Warby Parker is launching a new brand, Scout, to sell contact lenses
Nearly a decade after Warby Parker disrupted the sleepy world of prescription eyewear, it’s expanding into a new category: contact lenses. Today, Warby Parker is launching Scout, a brand of daily contacts. You can now stop by a Warby Parker store to get an optical exam, a new pair of glasses, and a three-month supply of lenses in one fell swoop.
The move makes a lot of sense for Warby Parker, which launched in 2010 with $95 frames (including prescription lenses) and an innovative free Home Try-On program to make it easy for customers to select the right frames. The company expanded into sunglasses and children’s eyeglasses, and then began rolling out comprehensive eye exam services at its brick and mortar stores. Earlier this year, Warby Parker debuted an iOS app called Virtual Try-On that allows customers to see how different frame styles look on their faces, using Apple’s AR technology.
Scout is the first new brand that Warby Parker has launched since its founding and could be an important area of growth in the years to come. The company has a valuation of $1.75 billion and has raised nearly $300 million in funding.
Neil Blumenthal, Warby Parker’s cofounder and co-CEO, says that the company’s internal research revealed that many customers wear both contacts and glasses on a regular basis, which meant that they had to visit different eye doctors and eyewear stores to meet all their vision needs. Releasing contact lenses seemed like the natural next step for Warby Parker. “Our goal has always been to give our customers the most seamless, consumer-centric experience possible when it comes to buying vision products,” he says. “Historically, shopping for optical products hasn’t been a particularly fun experience for customers, and our mission has always been to change that.”
To make these contact lenses, Warby Parker has partnered with a Japanese manufacturer that uses Centraform technology, which makes for smoother edges that you’re less likely to feel on your eye.
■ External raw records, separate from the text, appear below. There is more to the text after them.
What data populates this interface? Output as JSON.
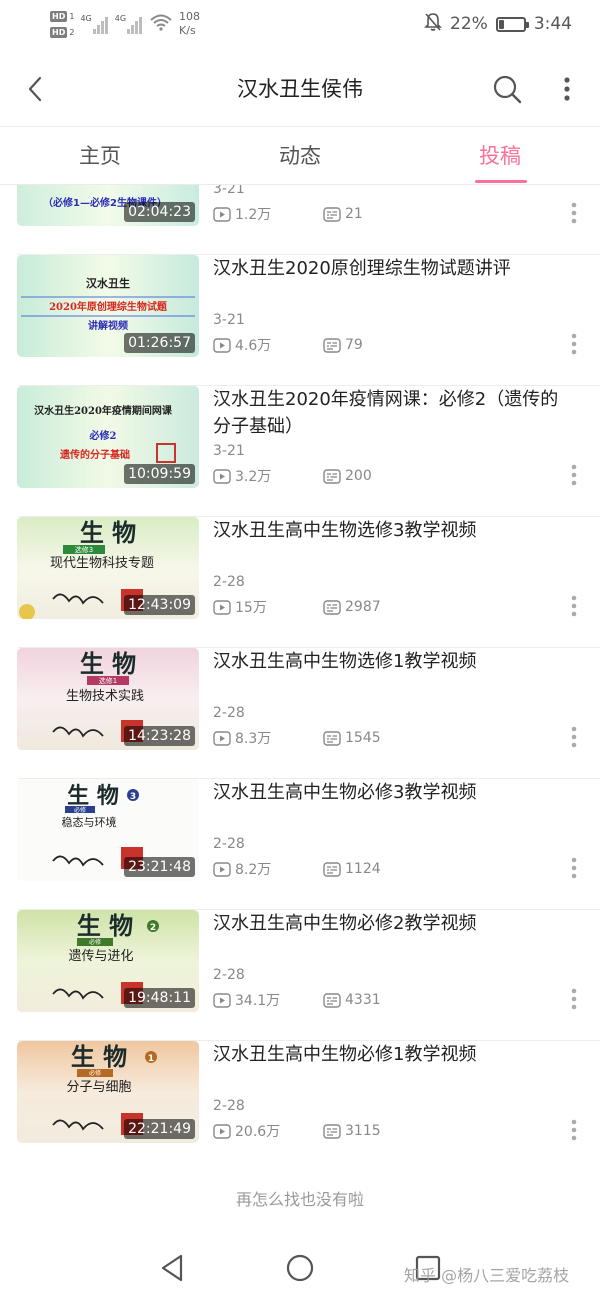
{
  "status_bar": {
    "network_speed_value": "108",
    "network_speed_unit": "K/s",
    "sim1": "HD",
    "sim1_num": "1",
    "sim2": "HD",
    "sim2_num": "2",
    "signal1_gen": "4G",
    "signal2_gen": "4G",
    "battery_percent": "22%",
    "battery_level": 0.22,
    "time": "3:44"
  },
  "header": {
    "title": "汉水丑生侯伟"
  },
  "tabs": [
    {
      "label": "主页",
      "active": false
    },
    {
      "label": "动态",
      "active": false
    },
    {
      "label": "投稿",
      "active": true
    }
  ],
  "videos": [
    {
      "title": "",
      "date": "3-21",
      "plays": "1.2万",
      "danmaku": "21",
      "duration": "02:04:23",
      "thumb_text": [
        "（必修1—必修2生物课件）"
      ]
    },
    {
      "title": "汉水丑生2020原创理综生物试题讲评",
      "date": "3-21",
      "plays": "4.6万",
      "danmaku": "79",
      "duration": "01:26:57",
      "thumb_text": [
        "汉水丑生",
        "2020年原创理综生物试题",
        "讲解视频"
      ]
    },
    {
      "title": "汉水丑生2020年疫情网课：必修2（遗传的分子基础）",
      "date": "3-21",
      "plays": "3.2万",
      "danmaku": "200",
      "duration": "10:09:59",
      "thumb_text": [
        "汉水丑生2020年疫情期间网课",
        "必修2",
        "遗传的分子基础"
      ]
    },
    {
      "title": "汉水丑生高中生物选修3教学视频",
      "date": "2-28",
      "plays": "15万",
      "danmaku": "2987",
      "duration": "12:43:09",
      "thumb_text": [
        "生 物",
        "选修3",
        "现代生物科技专题"
      ]
    },
    {
      "title": "汉水丑生高中生物选修1教学视频",
      "date": "2-28",
      "plays": "8.3万",
      "danmaku": "1545",
      "duration": "14:23:28",
      "thumb_text": [
        "生 物",
        "选修1",
        "生物技术实践"
      ]
    },
    {
      "title": "汉水丑生高中生物必修3教学视频",
      "date": "2-28",
      "plays": "8.2万",
      "danmaku": "1124",
      "duration": "23:21:48",
      "thumb_text": [
        "生 物",
        "必修",
        "稳态与环境"
      ]
    },
    {
      "title": "汉水丑生高中生物必修2教学视频",
      "date": "2-28",
      "plays": "34.1万",
      "danmaku": "4331",
      "duration": "19:48:11",
      "thumb_text": [
        "生 物",
        "必修",
        "遗传与进化"
      ]
    },
    {
      "title": "汉水丑生高中生物必修1教学视频",
      "date": "2-28",
      "plays": "20.6万",
      "danmaku": "3115",
      "duration": "22:21:49",
      "thumb_text": [
        "生 物",
        "必修",
        "分子与细胞"
      ]
    }
  ],
  "end_text": "再怎么找也没有啦",
  "watermark": "知乎 @杨八三爱吃荔枝",
  "colors": {
    "accent": "#fb7299",
    "text": "#222222",
    "muted": "#888888"
  }
}
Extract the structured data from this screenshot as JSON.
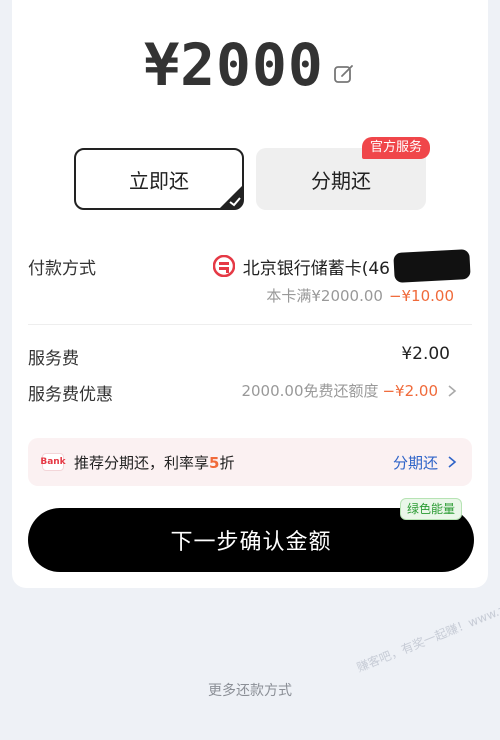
{
  "amount": {
    "value": "¥2000",
    "edit_icon": "edit-icon"
  },
  "tabs": {
    "now_label": "立即还",
    "installment_label": "分期还",
    "official_badge": "官方服务"
  },
  "payment": {
    "label": "付款方式",
    "bank_name": "北京银行储蓄卡(46",
    "coupon_condition": "本卡满¥2000.00",
    "coupon_discount": "−¥10.00"
  },
  "fees": {
    "service_fee_label": "服务费",
    "service_fee_value": "¥2.00",
    "discount_label": "服务费优惠",
    "discount_desc": "2000.00免费还额度",
    "discount_value": "−¥2.00"
  },
  "promo": {
    "logo_text": "Bank",
    "text_prefix": "推荐分期还，利率享",
    "text_number": "5",
    "text_suffix": "折",
    "link_label": "分期还"
  },
  "primary": {
    "button_label": "下一步确认金额",
    "green_badge": "绿色能量"
  },
  "footer": {
    "more_methods": "更多还款方式",
    "watermark": "赚客吧，有奖一起赚！www.zuanke8.com"
  },
  "colors": {
    "accent_red": "#f0464a",
    "discount_orange": "#f06a3a",
    "link_blue": "#2f64c8",
    "green": "#2a9b33"
  }
}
A three-month’s supply of contacts (a 90-day pack) costs $110, or less than $1.25 a day, which is about on par with other daily contact brands like Bausch + Lomb and Hubble, a direct-to-consumer contact lens brand that launched in 2016. But in addition to Scout, Warby Parker will also sell a variety of other contact lens brands, since some customers are comfortable with a particular brand.
Unsurprisingly for a brand that invests heavily in branding and packaging, the Warby Parker team developed unique packaging for Scout. The lenses come in a flat pack that takes up less space than traditional contact blister packs and uses almost 80% less packaging. And no matter how you open the Scout pack, the outer surface of the lens will face up, reducing the need to touch the inner surface. “We liked this design because it’s much more hygienic,” says Blumenthal. “It means your finger never actually makes contact with the part of the contact that touches your eye.”
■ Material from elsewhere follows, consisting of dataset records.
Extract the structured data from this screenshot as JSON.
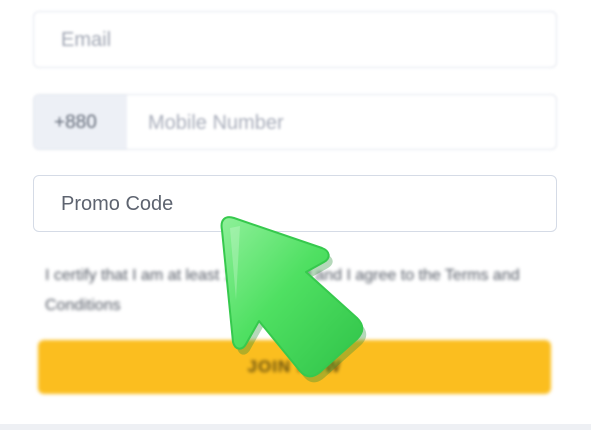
{
  "form": {
    "email": {
      "placeholder": "Email"
    },
    "mobile": {
      "country_code": "+880",
      "placeholder": "Mobile Number"
    },
    "promo": {
      "placeholder": "Promo Code"
    },
    "terms_text": "I certify that I am at least 18 years old and I agree to the Terms and Conditions",
    "join_button": {
      "label": "JOIN NOW",
      "color": "#fbbe1f"
    }
  },
  "overlay": {
    "cursor_icon": "arrow-pointer-icon",
    "cursor_color": "#4fe062"
  }
}
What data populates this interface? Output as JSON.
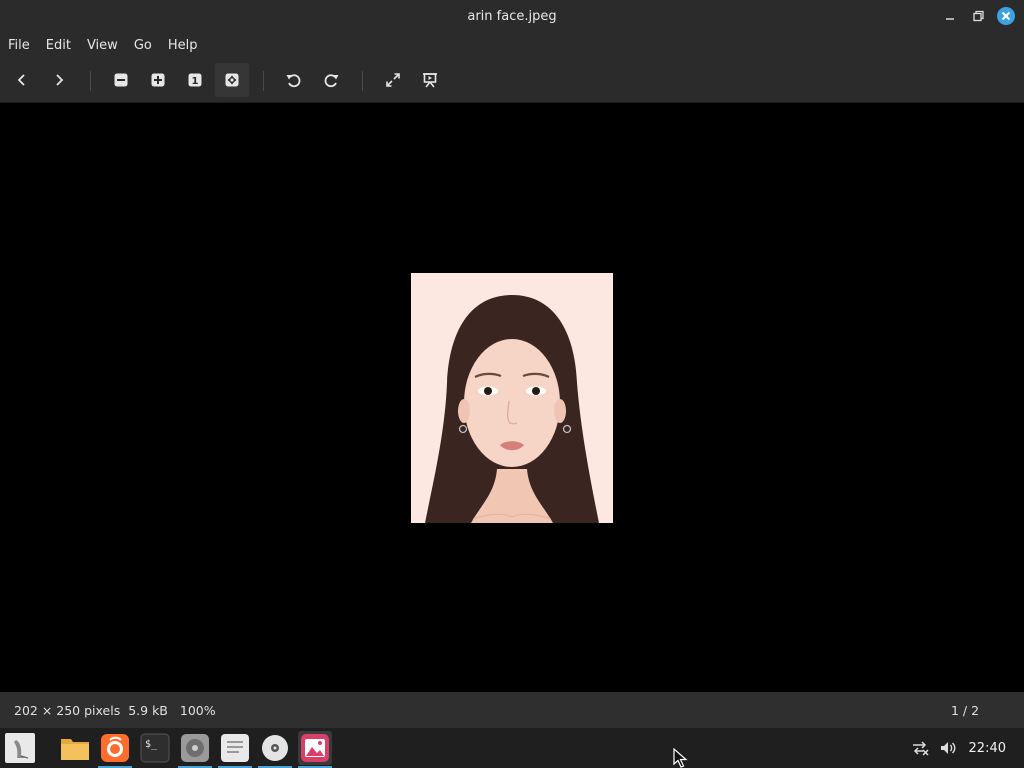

Moving into the contact lens market may prove to be a smart business strategy for the nearly decade-old company. While customers buy new glasses every few years, they will need to come back to the Warby Parker website regularly to stock up on new lenses, increasing their lifelong value to the company. Scout might also attract some customers who have never shopped at Warby Parker before. “When we thought about scaling as a business, we focused on going deep into the optical category, rather than entering different categories like, say, fashion or watches,” Blumenthal says. “We believe in slow, steady growth.”